ARTICLE

The Daily Recorder -- November 12, 2004

CORPORATIONS AND CAPITAL

SEC Proposes Significant Public Offering Changes

Following the Stock Market Crash of 1929 (and the market excesses that preceded the Crash), in the midst of the Great Depression, Congress wrote the rules for public offerings of securities, in the Securities Act of 1933.

The statute, the companion statute in 1934, the Securities Exchange Act, and the related rule-making, have substantially structured the way public offerings have been conducted for the past 70 years.

There have been quite a few developments over that time – computers, the internet, and the creation of large and sophisticated securities markets, to name only three – and with its recent proposals to amend the securities offering process, the Securities Exchange Commission has taken steps to move the securities offering process into the modern era.

Among the key items in the SEC’s recent proposal (and you can download all 400 pages of it at the SEC’s website, if you are so inclined):

Permission for companies to distribute initial public offering prospectus information to investors electronically (a step that SEC Commissioner Harvey Goldschmidt estimated would save issuers $200 million per year).

Changes in the rules relating to “gun jumping” (communications by companies 30 days before a registration statement is filed with the SEC that historically have been treated as premature “offers” of securities), that will permit broader company communications.

Simplification of the offering process for larger, established public companies classified as “well known seasoned issuers.”

Permission for issuers to use summaries or non-traditional “free writing” prospectuses.

Unlike the Depression era, investors today have the ability to obtain significant detailed and up-to-date information about the companies in which they invest.

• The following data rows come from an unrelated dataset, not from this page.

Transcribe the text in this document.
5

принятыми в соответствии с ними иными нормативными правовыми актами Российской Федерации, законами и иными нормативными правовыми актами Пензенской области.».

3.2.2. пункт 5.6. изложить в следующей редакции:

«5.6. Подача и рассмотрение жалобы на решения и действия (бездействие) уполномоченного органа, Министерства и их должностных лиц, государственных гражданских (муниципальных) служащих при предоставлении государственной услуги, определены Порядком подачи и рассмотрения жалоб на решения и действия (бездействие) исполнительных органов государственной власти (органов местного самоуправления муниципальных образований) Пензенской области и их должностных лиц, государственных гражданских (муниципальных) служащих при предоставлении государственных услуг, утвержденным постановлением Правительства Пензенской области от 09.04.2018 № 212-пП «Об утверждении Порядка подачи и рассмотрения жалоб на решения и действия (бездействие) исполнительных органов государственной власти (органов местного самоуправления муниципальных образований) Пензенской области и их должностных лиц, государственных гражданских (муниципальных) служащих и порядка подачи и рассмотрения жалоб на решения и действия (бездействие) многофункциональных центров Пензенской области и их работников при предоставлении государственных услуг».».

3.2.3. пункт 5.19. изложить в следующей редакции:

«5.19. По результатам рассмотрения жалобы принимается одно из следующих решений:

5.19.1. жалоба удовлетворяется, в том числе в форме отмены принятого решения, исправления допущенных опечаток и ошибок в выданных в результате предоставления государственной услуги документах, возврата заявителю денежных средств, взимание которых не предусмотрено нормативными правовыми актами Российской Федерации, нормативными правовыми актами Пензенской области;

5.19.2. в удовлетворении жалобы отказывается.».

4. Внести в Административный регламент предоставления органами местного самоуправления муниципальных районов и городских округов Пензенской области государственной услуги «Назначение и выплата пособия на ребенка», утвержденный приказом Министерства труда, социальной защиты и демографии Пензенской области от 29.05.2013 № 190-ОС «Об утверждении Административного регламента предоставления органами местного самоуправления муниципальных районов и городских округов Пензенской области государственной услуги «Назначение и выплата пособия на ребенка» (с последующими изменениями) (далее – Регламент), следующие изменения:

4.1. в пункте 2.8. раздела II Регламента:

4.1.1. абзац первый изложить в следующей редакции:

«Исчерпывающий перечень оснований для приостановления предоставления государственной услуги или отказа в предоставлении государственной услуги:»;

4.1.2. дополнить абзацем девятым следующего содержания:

The emphasis in the Sarbanes Oxley Act on accuracy and immediacy in public company filings, and the speed by which the information on public companies is able to be disseminated, created an environment that made the proposed changes possible.

The proposals permit the SEC to have a regulatory framework that addresses how recent developments such as electronic road shows, webcasts, or information stored or hyperlinked to a company website should be treated under the Securities Act.

Companies that are traditional vehicles for securities fraud, such as blank check companies, penny stock issuers, or shell companies, would be eligible to participate in the more relaxed offering processes.

The proposals have been released for public comment, with a 75-day period during which the SEC will take comments from the public. The SEC posed multiple questions in the proposing release, actively seeking public input on how the proposals could affect the investing and offering process.

Comments from the public will be posted on the SEC’s website, and will be available for the public to review. After the end of the comment period, the SEC will consider the comments in determining whether to adopt the proposals or to change them prior to adoption.

The primary beneficiaries of the simplified offering rules will be the “well known seasoned issuers,” which are companies that have a public float of $700 million in equity securities, or have issued $1 billion in debt over the prior three years.

Bruce Dravis is a partner at Downey Brand LLP, operating primarily in the firm's Sacramento and Roseville offices, specializing in corporate, securities and business law.